武漢大学は9月5日、大学院新入生の入学式を開催した。ネット上に出回った写真によると、会場中央に並べられた白い椅子の背もたれ中央に赤い円形のシールが貼られており、その見た目がまるで日本国旗のようだった。
この写真はネット上で激しい非難を呼んだ。SNSでは「この学校、もう日本のスパイに浸透されてるだろ」「大きな白地に小さな赤丸、感度が低すぎる。誰もおかしいと思わなかったのか」「バカでも日本国旗に見える」といった声が相次いだ。
これに対し、武漢大学は声明を発表し、椅子の背もたれに貼ったシールはあくまで学生の座席案内用であり、意図的なデザインではないと釈明。「誤解を招いたことを深くお詫びし、今後は作業の細部をより注意深く確認する」とした。

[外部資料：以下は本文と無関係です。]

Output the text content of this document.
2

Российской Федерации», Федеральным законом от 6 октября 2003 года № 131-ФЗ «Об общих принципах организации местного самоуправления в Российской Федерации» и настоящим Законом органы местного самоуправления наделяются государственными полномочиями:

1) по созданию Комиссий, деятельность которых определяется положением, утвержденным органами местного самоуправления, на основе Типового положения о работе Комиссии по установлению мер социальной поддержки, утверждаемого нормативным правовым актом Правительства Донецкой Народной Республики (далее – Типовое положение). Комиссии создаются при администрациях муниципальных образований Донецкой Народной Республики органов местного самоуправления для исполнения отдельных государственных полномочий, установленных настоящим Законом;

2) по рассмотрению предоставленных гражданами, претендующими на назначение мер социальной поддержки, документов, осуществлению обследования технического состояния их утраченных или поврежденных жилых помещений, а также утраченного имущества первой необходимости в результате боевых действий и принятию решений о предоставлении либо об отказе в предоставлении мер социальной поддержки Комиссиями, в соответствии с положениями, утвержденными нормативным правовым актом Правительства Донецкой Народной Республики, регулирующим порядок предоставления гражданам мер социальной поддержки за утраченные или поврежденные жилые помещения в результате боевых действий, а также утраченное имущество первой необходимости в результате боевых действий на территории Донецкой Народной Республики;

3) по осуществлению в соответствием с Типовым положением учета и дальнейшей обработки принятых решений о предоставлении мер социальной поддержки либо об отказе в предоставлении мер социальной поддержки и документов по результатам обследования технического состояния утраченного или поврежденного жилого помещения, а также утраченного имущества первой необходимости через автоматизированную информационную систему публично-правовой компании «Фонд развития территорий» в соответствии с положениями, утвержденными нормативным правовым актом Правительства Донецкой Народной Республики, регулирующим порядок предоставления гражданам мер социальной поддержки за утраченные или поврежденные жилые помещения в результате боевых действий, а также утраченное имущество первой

しかし、この説明はネットユーザーの怒りを鎮められなかった。現在、武漢大学大学院の公式サイトはアクセス不能となっている。
自称・武大の学生によれば、昨年や一昨年の入学式でも同様に赤い円形シールを使用していたが、その時は椅子の側面に貼られていた。今年は椅子背の中心に貼られたため、日本国旗にそっくりになったのだという。
武漢市民の蔡雲(仮名)は大紀元に対し、「中共はちょうど9月3日に大規模な軍事パレードを行ったばかりで、民族感情が高ぶっている時期に、今回の椅子事件が起こった」と指摘。ネット上では非難が巻き起こり、「ちょうど民族憎悪を煽り、反日世論を高めるのに利用できる」と述べた。
中国共産党政権が国民に植え付ける「反日教育」
いうまでもなく、背景には中国共産党が国民に対し長年植え付けてきた「反日教育」がある。
日本在住の時事評論家・黎宜明(れい・ぎめい)氏は本紙の取材に対し、「中共が長年続けてきた反日教育は確かに効果を上げており、多くの中国人が日本を憎むようになっている。日本に関わるものであれば何でも嫌悪の対象となり、今回の武漢大学の椅子騒動も、その鬱憤をぶつける“的”にされたにすぎない」と指摘した。
武漢大学は桜並木でも知られるが、日本ゆかりゆえに「友好の花」と称えられる一方で、「国の屈辱を想起させる花」と批判されることもある。美しい花でさえ賛否を呼び、赤いシール一枚が騒動へと発展する。この現実は、仇日教育が社会にいかに深く根を下ろしているかを物語っている。
中国における反日教育は、1994年に「反日」で知られる当時の中共党首・江沢民が自らの権威基盤を固めるために「愛国主義教育実施要綱」を制定したことで強化された。抗日戦争を中心に据えた歴史教育が全国的に強調され、学校教育や博物館、記念館、メディアを通じて旧日本軍に関する否定的な言説が繰り返し取り上げられた。